Set in the American Midwest in 1985, much of Noah Baumbach’s White Noise is dominated by an “Airborne Toxic Event” unleashed from a Spielbergian head-on collision between a freight train and truck. The infinite cargo tanks of the train concertina endlessly into one another, ignited by the truck’s inferno. The “black billowing cloud” that spews forth spreads existential dread through the population, wretched malignant tendrils obscuring the comforting light of capitalism’s lies. Lightning strikes reveal bruised purple innards, the corruption of Reaganomics rendered sentient like the Smog Monster Hedorah. This is Three Mile Island for the masses, the Union Carbide disaster in India brought home to America, Iran-Contra smothering Reagan’s second term.
The “Toxic Event” feels like a catastrophic accident but it’s a lot more fun to believe that it is the manifest destiny of Jack Gladley, a professor of Hitler Studies, to spread his fear of death to a larger audience so that he might have a tangible reason to face death rather than contend with the mundane spectacle of dying of natural causes. Where is the academic angst in that? Donning Nuremberg Trial style glasses, and an equally billowing Max Shreck cape, Jack summons the cloud into being by a bravura performance lecture to his students. At points he appears to be levitating above them in a post-modern delirium, sandwiched between the Sesame Street rainbow art on the walls of the lecture theatre, and the black and white footage of Hitler and the Nazis Baumbach punctuates the scene with.
Jack believes that once a plot is set in motion then it only ever moves “deathwards”, the “Toxic Event” now the driver of his own mortality. Adam Driver plays Jack like Woody Allen piloting a warrior’s body, his internal monologues delivered in an insecure stream of consciousness, constantly at war with himself and his place in the world. Is he a fraud like Konrad Kujau who forged the Hitler Diaries? Surely, he’s only one goosestep away from wearing an SS uniform. His fellow professors, safe in their inner circle, clap and fawn over their own genius but what use is studying Hitler and Elvis when you are caught up in a mass evacuation, complete with thudding helicopters, nameless men in hazmat suits, and cheek-to-jowl station wagons, jammed like sardine tins on the highways?
Equally afraid of dying is Jack’s fourth wife Babette, played by a strung-out Greta Gerwig. She is secretly addicted to a drug called Dylar, a quack medicine that supposedly eradicates the fear of death in the user’s mind. Ironically the more she uses it the more morbid and terrified of death Babette becomes.
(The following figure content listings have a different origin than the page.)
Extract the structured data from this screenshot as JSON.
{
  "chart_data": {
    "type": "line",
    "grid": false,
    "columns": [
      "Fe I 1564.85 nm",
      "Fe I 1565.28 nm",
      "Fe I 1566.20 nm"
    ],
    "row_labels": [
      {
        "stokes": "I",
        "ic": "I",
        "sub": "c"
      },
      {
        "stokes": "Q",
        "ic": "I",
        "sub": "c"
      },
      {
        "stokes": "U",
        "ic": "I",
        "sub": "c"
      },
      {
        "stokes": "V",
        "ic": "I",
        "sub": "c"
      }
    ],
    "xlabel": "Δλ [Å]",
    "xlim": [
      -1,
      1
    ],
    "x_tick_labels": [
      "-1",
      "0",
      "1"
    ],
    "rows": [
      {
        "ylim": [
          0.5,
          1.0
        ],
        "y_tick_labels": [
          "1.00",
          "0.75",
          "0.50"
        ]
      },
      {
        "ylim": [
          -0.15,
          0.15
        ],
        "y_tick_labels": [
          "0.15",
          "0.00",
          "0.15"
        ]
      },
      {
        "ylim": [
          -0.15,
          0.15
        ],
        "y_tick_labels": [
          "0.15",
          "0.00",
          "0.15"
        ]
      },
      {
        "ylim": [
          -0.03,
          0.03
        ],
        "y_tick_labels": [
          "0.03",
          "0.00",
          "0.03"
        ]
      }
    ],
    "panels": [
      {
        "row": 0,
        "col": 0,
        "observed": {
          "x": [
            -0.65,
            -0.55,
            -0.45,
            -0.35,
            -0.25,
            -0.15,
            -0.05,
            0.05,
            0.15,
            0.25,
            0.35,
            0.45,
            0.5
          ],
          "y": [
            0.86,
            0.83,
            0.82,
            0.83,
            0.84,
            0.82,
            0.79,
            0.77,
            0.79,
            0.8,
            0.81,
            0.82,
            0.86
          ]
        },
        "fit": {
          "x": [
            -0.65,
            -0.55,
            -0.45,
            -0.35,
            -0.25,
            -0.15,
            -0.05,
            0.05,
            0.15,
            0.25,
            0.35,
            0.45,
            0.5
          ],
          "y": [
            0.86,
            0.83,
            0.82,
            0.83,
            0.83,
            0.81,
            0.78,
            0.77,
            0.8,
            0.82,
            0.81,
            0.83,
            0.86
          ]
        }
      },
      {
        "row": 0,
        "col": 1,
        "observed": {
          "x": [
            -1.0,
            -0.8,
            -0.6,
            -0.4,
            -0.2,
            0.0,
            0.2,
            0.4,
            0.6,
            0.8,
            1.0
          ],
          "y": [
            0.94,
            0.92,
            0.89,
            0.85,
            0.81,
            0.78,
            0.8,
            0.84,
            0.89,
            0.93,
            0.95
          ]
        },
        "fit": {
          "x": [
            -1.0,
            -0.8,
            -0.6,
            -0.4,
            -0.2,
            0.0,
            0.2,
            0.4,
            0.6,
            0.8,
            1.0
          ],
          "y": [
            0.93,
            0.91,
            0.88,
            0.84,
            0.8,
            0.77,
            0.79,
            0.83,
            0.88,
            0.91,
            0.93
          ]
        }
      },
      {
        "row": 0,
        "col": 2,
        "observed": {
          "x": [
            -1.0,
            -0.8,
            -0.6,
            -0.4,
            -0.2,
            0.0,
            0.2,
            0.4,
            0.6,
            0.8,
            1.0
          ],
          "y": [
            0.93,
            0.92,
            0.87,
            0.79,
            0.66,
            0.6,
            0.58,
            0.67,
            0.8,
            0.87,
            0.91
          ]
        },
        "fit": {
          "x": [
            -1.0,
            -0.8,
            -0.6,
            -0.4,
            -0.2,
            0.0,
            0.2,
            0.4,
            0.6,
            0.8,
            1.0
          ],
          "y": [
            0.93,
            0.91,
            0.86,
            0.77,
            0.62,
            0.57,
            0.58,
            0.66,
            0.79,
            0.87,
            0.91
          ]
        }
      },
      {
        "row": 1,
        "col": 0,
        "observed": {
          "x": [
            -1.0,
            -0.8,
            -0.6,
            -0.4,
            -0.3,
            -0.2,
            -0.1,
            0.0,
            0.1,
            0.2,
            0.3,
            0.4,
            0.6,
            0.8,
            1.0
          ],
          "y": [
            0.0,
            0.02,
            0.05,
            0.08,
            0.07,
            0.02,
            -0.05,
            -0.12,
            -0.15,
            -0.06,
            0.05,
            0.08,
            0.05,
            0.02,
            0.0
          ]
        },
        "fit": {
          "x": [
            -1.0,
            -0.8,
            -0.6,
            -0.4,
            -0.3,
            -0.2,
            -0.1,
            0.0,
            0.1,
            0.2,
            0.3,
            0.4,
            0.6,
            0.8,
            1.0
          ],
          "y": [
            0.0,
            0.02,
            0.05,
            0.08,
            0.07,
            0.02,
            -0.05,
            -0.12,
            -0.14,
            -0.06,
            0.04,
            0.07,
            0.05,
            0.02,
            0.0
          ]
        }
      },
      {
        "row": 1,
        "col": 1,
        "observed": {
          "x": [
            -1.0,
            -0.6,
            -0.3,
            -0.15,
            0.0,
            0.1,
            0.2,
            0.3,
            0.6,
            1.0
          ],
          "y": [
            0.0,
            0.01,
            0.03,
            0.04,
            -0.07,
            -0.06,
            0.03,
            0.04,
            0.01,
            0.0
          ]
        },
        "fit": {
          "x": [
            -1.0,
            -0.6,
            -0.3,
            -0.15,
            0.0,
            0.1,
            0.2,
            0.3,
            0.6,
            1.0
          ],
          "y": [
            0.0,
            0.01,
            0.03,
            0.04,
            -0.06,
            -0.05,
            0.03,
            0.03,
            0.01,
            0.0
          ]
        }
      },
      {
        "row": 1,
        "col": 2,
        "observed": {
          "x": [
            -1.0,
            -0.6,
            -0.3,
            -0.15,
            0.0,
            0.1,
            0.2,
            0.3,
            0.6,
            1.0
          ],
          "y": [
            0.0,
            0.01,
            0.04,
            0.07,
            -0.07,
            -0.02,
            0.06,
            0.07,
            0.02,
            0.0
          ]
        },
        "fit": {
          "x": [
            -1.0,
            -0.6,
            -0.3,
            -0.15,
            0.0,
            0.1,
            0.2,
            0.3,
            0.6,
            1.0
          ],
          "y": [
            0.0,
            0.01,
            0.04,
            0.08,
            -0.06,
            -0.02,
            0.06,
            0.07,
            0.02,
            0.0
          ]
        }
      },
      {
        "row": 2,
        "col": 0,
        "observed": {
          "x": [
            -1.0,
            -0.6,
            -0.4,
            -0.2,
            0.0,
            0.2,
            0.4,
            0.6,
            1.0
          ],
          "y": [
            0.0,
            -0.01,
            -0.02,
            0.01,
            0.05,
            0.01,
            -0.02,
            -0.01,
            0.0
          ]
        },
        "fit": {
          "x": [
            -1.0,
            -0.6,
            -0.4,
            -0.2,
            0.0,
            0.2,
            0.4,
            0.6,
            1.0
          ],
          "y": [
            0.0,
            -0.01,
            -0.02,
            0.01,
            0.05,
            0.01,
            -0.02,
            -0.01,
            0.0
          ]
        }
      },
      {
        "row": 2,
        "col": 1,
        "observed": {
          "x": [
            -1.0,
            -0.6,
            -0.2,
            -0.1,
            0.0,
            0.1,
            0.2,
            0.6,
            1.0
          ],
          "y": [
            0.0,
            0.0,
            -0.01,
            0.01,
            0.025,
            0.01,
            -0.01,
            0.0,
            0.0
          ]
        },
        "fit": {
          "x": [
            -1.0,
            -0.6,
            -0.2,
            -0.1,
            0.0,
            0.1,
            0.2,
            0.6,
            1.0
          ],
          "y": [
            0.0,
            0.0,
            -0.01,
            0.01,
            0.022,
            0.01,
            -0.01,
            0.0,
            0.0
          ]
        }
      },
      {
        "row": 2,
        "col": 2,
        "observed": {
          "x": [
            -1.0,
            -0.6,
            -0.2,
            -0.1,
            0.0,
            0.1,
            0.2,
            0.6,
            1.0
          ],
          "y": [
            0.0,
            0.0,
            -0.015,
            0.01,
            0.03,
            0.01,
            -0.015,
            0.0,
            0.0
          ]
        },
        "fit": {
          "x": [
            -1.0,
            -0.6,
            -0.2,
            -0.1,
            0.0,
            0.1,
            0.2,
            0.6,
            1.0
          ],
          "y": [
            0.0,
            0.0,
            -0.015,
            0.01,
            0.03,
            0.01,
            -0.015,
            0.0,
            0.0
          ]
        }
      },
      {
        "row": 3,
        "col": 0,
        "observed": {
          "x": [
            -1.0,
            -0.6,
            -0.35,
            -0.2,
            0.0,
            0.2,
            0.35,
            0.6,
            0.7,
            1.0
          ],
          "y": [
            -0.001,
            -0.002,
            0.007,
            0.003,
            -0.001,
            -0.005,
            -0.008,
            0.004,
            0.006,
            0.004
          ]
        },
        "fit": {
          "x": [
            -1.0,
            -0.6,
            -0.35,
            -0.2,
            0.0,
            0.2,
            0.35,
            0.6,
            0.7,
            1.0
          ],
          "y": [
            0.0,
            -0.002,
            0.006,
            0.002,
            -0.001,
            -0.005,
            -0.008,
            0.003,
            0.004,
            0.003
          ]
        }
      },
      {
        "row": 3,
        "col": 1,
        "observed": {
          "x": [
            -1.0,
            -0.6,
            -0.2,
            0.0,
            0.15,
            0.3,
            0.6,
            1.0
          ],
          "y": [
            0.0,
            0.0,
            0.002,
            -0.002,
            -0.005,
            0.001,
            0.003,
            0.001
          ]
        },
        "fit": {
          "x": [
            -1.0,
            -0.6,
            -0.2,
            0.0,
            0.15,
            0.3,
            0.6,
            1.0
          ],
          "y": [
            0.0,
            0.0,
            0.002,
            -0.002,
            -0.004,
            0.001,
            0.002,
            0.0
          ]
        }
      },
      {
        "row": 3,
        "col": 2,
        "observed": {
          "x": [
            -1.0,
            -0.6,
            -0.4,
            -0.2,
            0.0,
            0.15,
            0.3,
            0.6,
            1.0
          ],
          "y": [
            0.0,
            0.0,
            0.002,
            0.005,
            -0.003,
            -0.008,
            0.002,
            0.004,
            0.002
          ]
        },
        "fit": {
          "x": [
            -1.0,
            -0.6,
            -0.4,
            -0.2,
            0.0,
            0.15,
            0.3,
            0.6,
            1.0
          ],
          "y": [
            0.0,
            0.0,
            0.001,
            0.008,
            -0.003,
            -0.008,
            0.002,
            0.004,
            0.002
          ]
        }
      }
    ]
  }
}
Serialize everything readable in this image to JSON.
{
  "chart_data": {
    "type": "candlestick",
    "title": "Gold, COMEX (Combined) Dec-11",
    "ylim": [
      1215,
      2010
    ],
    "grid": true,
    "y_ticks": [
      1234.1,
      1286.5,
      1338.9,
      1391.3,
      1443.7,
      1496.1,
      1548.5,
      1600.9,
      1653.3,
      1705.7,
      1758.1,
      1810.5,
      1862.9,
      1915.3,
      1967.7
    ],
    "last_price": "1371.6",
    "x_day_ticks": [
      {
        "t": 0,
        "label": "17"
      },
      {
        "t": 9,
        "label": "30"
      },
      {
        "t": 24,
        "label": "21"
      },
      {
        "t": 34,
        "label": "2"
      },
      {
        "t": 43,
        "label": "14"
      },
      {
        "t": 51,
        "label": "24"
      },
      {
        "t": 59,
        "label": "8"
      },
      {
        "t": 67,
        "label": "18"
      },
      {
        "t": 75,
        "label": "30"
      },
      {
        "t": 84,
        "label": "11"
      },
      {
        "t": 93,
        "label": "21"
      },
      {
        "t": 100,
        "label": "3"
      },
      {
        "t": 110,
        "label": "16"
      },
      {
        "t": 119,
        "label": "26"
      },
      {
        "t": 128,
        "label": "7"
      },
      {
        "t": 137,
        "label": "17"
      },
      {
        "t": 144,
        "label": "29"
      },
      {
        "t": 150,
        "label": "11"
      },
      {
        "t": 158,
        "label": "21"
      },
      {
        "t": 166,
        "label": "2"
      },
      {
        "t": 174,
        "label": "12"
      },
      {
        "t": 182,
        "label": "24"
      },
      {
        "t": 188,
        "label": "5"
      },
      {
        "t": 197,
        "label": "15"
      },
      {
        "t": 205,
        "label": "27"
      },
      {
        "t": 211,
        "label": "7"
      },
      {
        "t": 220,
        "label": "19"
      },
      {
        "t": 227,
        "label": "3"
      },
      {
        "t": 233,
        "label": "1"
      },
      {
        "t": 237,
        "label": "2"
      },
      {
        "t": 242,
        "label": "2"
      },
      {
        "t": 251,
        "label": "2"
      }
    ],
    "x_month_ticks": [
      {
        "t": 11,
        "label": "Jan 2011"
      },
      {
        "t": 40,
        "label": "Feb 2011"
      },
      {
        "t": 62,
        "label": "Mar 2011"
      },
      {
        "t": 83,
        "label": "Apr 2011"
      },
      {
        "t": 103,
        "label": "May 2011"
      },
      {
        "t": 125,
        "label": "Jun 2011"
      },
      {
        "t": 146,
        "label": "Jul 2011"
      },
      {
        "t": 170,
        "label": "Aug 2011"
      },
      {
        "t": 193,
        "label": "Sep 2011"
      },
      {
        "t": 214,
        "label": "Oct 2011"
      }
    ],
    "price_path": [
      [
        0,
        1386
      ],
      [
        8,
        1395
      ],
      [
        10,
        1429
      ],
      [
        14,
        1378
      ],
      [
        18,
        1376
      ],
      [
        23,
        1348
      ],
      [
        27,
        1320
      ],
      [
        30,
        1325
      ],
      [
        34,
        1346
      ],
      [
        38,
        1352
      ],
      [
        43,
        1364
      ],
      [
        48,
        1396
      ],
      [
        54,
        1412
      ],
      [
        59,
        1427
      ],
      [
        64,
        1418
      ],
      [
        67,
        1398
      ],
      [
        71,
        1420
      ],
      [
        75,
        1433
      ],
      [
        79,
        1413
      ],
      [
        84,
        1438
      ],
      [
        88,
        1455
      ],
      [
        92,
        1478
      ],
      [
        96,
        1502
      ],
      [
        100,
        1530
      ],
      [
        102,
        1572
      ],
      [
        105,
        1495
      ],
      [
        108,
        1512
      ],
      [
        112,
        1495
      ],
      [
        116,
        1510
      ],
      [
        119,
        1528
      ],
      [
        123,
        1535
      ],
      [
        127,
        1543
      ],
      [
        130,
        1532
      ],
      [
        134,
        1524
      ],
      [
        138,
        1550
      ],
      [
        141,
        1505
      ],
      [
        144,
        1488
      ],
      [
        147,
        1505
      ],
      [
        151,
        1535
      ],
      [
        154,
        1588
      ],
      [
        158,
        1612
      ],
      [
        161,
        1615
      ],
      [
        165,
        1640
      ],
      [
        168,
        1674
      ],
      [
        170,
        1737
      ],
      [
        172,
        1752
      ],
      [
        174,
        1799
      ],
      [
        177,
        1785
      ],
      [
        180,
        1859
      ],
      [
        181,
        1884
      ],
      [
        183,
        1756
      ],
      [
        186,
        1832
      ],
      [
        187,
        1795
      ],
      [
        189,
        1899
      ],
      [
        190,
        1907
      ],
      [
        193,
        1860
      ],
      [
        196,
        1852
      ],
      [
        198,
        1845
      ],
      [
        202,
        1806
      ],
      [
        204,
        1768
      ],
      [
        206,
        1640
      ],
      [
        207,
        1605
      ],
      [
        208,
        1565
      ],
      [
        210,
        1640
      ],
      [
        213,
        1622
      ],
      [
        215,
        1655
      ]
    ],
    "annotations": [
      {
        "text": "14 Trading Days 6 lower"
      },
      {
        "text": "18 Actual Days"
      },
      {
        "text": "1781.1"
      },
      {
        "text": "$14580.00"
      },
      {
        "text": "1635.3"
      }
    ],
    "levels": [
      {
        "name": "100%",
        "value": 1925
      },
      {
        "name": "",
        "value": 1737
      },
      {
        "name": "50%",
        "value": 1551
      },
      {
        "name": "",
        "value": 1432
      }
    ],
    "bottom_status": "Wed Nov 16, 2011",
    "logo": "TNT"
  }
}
Perhaps it is the constant lies she must tell Jack and their blended family of children from previous marriages that turbo charge her morbid phobia? Only if Babette accepts that there is no cure for death, and only by accepting the reality of death, will she be able to live a fulfilled life. In fact, the children in White Noise are far more composed and together than their parents. Perhaps they are not burdened yet with the crushing inevitability of death, and once they are fully aware of their mortality, they will retreat into the same pseudo-academia as their parents to pretend they can explain life’s greatest mystery.
Frequently, the characters in White Noise return to the hyperreality of the supermarket, the hi-def colours of consumerism saturating their minds, “psychic data” flooding their brains with endorphins to simulate their final moments just before they die. In the final flash-mob dance sequence we know the academics can see through capitalism’s Day-Glo illusion. Their ‘insight’ strips the lane they occupy bare of its packaging They Live style, but they still take part in quasi-religious experience anyway. They are just as compelled to obey as anyone else. Jack believes that death is a series of sounds and the constant ‘beeping’ of the checkout scanners mark the end with a mundane certainty. What would those sounds be today? No doubt our Pavlovian responses to the bells and whistles that constantly chime from our social media accounts.
So, are we fulfilled with Baumbach’s 80-million-dollar attempt at taking a swing at DeLillo’s unfilmable novel? If death really is a series of sounds, then what could be more post-modern, more meta, than watching Noah Baumbach’s adaptation of White Noise for Netflix introduced by the ubiquitous, ‘Ta Dum” of the logo, directed in the style of Steven Spielberg, starring Kylo Ren from the Star Wars prequel trilogy, and then voting for whether we liked it or not? The Swedish diplomat Dag Hammarskjöld might enlighten us, “Do not seek death. Death will find you. But seek the road which makes death a fulfilment.”